Capstone projects provide real-world training and policymaking opportunities

Students present a slideshow in a classroom.
Students present findings from their capstone reports at the end of the spring semester.

Nearly four dozen students from the La Follette School of Public Affairs at UW–Madison concluded their graduate education this spring by completing projects addressing real-world challenges on behalf of clients from the public, non-governmental, and private sectors.

Working in teams of four to six, the students completed nine capstone projects as part of the coursework for the La Follette School’s Workshop in Public Affairs and Workshop in International Public Affairs. Professors Sarah Halpern-Meekin, Gregory Nemet, and Manuel P. Teodoro taught the courses and advised the students on their projects.

“The high value we put on hands-on learning at La Follette is embodied in the capstone projects our students undertake,” Halpern-Meekin said. “These partnerships between La Follette students and local, state, national, and international organizations and governments support students in putting to use the skills they’ve gained in graduate school and contribute to real-world policy work, while also building the portfolio of projects that will help launch the next stage of students’ careers.”

A student speaks into a microphone while presenting to an audience.
As part of the course, students work in teams to answer policy questions posed by real-world clients.

In addition to building the students’ portfolios, the resulting reports generated by the students could also be used to help organizations as diverse as the Government Accountability Office (GAO), the City of La Crosse, Outagamie County and the Greater Fox Valley Child Care Alliance, and Open Development Cambodia, to solve problems that could be addressed through public policy.

“The capstone projects are such a meaningful part of a La Follette education because they fit perfectly with the Wisconsin Idea,” Teodoro said. “Our students’ findings in these projects are going to shape actual policy decisions in the real world.”

The Government Accountability Office

The report conducted for the GAO investigated differences in the growth of science, technology, engineering, and math research between the 28 states and territories in The National Science Foundation’s Established Program to Stimulate Competitive Research and jurisdictions not included in the program.

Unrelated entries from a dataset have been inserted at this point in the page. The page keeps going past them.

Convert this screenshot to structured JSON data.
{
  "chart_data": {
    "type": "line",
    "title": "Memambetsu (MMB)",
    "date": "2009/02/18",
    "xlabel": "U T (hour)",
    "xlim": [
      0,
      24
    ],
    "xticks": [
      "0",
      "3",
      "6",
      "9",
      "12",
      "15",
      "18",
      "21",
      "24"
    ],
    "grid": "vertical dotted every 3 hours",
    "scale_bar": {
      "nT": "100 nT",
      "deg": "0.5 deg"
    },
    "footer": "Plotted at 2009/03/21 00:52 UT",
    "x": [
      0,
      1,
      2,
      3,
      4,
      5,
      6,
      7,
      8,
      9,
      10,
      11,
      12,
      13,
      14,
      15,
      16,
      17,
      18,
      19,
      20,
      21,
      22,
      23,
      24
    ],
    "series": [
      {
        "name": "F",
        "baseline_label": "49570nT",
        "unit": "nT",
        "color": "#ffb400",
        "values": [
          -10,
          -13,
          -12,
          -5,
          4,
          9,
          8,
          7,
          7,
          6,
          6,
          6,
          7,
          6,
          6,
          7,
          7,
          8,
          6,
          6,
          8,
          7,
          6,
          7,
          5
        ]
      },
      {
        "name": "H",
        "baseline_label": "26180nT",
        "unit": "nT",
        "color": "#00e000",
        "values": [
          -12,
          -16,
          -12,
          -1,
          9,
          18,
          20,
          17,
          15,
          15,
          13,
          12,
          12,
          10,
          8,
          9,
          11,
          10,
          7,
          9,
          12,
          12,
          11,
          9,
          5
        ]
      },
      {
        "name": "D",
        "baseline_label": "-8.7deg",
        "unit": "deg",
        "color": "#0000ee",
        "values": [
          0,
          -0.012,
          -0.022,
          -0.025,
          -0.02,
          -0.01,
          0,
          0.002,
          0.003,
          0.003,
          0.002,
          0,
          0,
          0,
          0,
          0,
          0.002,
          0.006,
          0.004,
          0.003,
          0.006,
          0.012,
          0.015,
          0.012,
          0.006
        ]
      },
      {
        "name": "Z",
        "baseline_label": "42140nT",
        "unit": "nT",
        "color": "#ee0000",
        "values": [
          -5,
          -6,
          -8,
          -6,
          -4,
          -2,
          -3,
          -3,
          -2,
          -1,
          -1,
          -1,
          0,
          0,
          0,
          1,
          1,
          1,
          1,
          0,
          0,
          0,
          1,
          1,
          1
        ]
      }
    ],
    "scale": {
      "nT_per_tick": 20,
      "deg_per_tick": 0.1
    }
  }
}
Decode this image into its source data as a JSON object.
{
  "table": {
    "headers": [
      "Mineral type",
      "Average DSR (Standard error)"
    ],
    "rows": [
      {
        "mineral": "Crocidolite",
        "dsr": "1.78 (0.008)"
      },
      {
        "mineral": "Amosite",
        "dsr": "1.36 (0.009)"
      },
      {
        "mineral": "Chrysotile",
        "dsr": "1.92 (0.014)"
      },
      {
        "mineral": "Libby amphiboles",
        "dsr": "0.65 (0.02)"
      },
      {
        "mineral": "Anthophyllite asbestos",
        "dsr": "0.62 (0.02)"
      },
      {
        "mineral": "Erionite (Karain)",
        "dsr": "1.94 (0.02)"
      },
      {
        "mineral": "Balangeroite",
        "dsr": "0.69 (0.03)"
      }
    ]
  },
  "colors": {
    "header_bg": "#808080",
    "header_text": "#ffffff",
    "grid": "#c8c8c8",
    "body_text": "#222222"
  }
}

While finding that research and doctoral degrees have increased in the program regions, the report makes recommendations about how to improve the program by finding new ways to identify and engage underserved and underrepresented students, among other things.

The City of La Crosse

For the La Crosse report, the students addressed the heat island effect in the city of La Crosse and its impact on the community. It analyzed policy options to mitigate heat effects through the expansion of green spaces within the city and recommends a combination of tree canopy and pocket park expansion within census tracts that lack access to urban green space and contain vulnerable populations.

Outagamie County and the Fox Valley Child Care Alliance

Another team partnered with Outagamie County and the Fox Valley Child Care Alliance to understand how child care availability affects Fox Valley area employers and what they view as challenges and solutions. Based on the findings, this report recommended that Outagamie County begin researching the development of a community fund, foster employer partnerships that support local and state government actions, and encourage businesses to consider providing defined child care benefits.

Open Development Cambodia

The capstone projects even touched on international affairs. The authors of a report commissioned by Open Development Cambodia investigated regulations in the extractive industries in Cambodia. Their analysis found a need for greater transparency and provided recommendations to help the industries in Cambodia work toward that end.

All told, the students’ high-level analysis across the nine projects could have real-world implications for policymaking from the local level all the way up to the international level. At the same time, the students gained practical experience applying the tools of political, economic, and statistical analysis and evaluation. They also gained experience writing in-depth reports and giving high-level presentations when they delivered their findings to the clients at the conclusion of the semester.